An ability to understand and tell stories and describe events.

WHY IS IT IMPORTANT?  Narrative skills help children learn story structure, predict what will happen in a story, understand what they read, and build critical thinking skills.


• Talk to your baby as you go through your day, telling him what you are doing.
• Listen to your baby’s responses when you talk – it may be a sound, a wiggle, or an expression – and respond back.
• Share nursery rhymes and bounces with a strong sequence. As you sing them over and over, she’s learning that certain sounds and actions can be anticipated.
• Share books that relate to your baby’s life and talk about what you see in the pictures.
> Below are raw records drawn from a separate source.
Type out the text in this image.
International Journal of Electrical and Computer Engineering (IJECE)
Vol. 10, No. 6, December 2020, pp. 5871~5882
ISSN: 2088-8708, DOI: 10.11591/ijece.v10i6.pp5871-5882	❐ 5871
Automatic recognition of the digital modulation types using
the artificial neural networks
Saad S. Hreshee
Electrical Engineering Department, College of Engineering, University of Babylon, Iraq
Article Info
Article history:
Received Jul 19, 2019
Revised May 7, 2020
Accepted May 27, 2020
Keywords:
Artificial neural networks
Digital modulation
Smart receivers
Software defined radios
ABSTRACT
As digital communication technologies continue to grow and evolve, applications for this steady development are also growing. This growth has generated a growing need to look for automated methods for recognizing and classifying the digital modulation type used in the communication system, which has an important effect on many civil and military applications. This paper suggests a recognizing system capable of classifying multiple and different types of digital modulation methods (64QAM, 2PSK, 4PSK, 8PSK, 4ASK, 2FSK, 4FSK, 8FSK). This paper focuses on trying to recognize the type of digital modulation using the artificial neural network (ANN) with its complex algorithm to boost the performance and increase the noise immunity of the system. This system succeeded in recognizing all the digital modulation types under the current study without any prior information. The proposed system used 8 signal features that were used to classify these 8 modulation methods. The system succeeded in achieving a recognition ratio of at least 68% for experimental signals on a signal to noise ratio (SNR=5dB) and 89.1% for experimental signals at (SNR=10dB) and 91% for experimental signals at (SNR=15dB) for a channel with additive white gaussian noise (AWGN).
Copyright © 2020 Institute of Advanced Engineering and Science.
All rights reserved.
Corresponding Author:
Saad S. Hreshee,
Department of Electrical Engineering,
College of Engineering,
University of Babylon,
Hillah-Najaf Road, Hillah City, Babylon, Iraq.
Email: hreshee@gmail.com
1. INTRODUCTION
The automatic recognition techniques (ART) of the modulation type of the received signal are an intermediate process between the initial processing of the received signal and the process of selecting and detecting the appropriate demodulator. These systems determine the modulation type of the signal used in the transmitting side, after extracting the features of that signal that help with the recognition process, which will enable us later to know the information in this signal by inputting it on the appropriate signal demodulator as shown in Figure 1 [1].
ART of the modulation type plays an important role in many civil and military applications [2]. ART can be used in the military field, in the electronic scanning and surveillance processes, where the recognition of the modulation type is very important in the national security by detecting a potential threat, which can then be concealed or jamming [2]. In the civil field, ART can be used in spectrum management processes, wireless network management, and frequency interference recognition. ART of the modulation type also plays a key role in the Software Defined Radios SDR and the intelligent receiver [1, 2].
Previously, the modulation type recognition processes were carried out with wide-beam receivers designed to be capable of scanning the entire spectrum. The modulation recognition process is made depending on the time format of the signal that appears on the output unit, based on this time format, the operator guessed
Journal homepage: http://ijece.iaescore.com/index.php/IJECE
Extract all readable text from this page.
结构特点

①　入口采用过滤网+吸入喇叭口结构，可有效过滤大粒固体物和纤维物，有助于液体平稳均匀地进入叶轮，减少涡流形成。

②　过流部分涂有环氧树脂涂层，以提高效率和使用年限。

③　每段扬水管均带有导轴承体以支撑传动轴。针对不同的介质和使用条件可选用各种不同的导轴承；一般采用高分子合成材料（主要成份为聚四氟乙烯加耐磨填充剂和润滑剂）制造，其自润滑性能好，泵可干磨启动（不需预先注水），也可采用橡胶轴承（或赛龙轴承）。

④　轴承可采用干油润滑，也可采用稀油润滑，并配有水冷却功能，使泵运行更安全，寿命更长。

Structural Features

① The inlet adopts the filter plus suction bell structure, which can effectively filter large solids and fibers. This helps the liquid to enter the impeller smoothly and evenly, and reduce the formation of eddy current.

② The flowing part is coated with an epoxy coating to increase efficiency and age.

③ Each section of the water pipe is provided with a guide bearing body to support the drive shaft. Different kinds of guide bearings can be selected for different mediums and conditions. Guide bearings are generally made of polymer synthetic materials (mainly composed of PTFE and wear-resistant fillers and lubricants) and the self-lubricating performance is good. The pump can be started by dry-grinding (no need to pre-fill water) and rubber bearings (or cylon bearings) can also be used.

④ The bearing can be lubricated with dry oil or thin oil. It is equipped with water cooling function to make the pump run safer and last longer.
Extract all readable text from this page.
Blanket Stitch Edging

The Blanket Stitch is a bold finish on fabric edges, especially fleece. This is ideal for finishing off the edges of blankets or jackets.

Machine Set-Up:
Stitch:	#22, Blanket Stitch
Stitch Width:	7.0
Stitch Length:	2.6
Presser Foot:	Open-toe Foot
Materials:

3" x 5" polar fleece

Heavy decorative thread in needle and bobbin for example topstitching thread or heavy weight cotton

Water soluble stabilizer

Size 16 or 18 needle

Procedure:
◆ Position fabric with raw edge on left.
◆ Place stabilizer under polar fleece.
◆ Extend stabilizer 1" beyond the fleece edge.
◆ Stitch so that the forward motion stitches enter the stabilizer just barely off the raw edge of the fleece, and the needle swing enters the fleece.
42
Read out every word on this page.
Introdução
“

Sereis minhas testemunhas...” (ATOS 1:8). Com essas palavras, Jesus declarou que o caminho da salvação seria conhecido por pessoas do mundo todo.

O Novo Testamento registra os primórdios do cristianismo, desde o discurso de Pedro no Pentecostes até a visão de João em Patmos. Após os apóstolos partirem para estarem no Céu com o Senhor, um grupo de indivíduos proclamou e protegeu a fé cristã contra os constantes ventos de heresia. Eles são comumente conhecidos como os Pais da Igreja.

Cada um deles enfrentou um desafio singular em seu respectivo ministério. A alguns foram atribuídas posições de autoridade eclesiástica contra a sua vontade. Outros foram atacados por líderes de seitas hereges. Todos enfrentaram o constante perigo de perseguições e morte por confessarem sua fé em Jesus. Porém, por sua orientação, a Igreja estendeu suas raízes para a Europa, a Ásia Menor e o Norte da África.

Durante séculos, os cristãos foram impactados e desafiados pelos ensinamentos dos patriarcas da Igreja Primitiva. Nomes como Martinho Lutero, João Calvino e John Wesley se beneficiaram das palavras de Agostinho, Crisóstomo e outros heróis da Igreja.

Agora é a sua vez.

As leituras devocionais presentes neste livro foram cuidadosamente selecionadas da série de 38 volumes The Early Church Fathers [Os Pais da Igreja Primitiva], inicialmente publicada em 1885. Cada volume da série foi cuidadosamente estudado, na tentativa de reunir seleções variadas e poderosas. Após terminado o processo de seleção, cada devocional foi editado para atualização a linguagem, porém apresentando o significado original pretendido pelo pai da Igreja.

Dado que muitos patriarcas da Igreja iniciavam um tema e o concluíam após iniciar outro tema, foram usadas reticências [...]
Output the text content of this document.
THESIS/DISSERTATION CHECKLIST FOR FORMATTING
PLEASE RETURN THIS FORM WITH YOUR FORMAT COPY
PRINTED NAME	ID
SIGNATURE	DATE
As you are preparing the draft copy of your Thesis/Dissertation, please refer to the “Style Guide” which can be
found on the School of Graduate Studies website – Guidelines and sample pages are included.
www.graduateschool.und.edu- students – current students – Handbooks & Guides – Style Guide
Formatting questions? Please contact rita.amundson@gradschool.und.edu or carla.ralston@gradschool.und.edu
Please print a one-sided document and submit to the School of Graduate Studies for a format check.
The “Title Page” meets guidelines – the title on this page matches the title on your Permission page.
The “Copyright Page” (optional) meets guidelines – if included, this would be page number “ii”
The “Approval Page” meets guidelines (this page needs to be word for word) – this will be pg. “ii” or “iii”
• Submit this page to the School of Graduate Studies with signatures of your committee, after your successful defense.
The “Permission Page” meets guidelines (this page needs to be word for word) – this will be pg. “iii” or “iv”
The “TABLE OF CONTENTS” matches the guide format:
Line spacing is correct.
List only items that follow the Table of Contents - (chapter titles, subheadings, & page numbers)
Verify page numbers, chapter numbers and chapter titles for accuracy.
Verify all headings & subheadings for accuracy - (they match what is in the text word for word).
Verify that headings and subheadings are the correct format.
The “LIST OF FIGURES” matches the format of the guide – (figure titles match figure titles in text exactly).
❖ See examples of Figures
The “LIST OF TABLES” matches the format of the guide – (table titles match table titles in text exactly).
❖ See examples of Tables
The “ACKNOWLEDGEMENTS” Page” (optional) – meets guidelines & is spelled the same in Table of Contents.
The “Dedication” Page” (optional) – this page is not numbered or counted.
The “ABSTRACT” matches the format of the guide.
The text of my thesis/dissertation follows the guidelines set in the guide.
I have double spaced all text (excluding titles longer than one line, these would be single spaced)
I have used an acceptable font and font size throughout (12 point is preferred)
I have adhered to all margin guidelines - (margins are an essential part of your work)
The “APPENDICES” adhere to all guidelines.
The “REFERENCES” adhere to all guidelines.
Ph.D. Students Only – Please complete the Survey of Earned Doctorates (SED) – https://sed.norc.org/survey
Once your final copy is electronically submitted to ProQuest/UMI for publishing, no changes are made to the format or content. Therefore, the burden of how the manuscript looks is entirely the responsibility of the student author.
• Narrate the day for your toddler, from the repetition of getting dressed to talking about what you are going to do later.  For familiar activities, ask what comes next – “shoes or socks next? Can you hand me one?”
• Listen to your child’s questions and pause to give him time to repeat a word or two.   Ask her “what do you see?” or “what happened?” Affirm and enrich her simple answer with a descriptive word “Yes! It’s a brown doggie”.
• Rhyme: Some nursery rhymes are mini-narratives with a beginning, middle and end.
• Read books with a simple plot in which something happens.
• Read and re-read books that give your child a chance to participate by saying what’s coming next, lifting the flaps, or making animal noises.
• Share simple wordless or nearly wordless books and encourage your child to help “read” the story.

• Give your child lots of opportunities to talk with you.
• Ask questions that can’t be answered with a “yes” or “no”. Encourage your child to think and increase their understanding.
• Read books with a repeated pattern or cumulative structure.
• Enjoy wordless and nearly wordless books that have more complex plots and details. Let your pre-reader help build the narrative by ‘reading’ the pictures.
• Retell favorite stories. Use toys or props to extend the fun and stretch imaginative skills.
• Create verbal stories together. Start with “once upon a time there was a ____” and let your preschooler fill in the blank. Take turns building and retelling the narrative with a beginning, middle, and end.
• Create pictures and books that tell a story. Have your child draw the pictures and tell you the words to write down. Make a scene with stickers and write down what he says is happening.
• Play and imagine. When your preschooler imagines, you are invited into a world-building narrative. Enjoy the adventure together.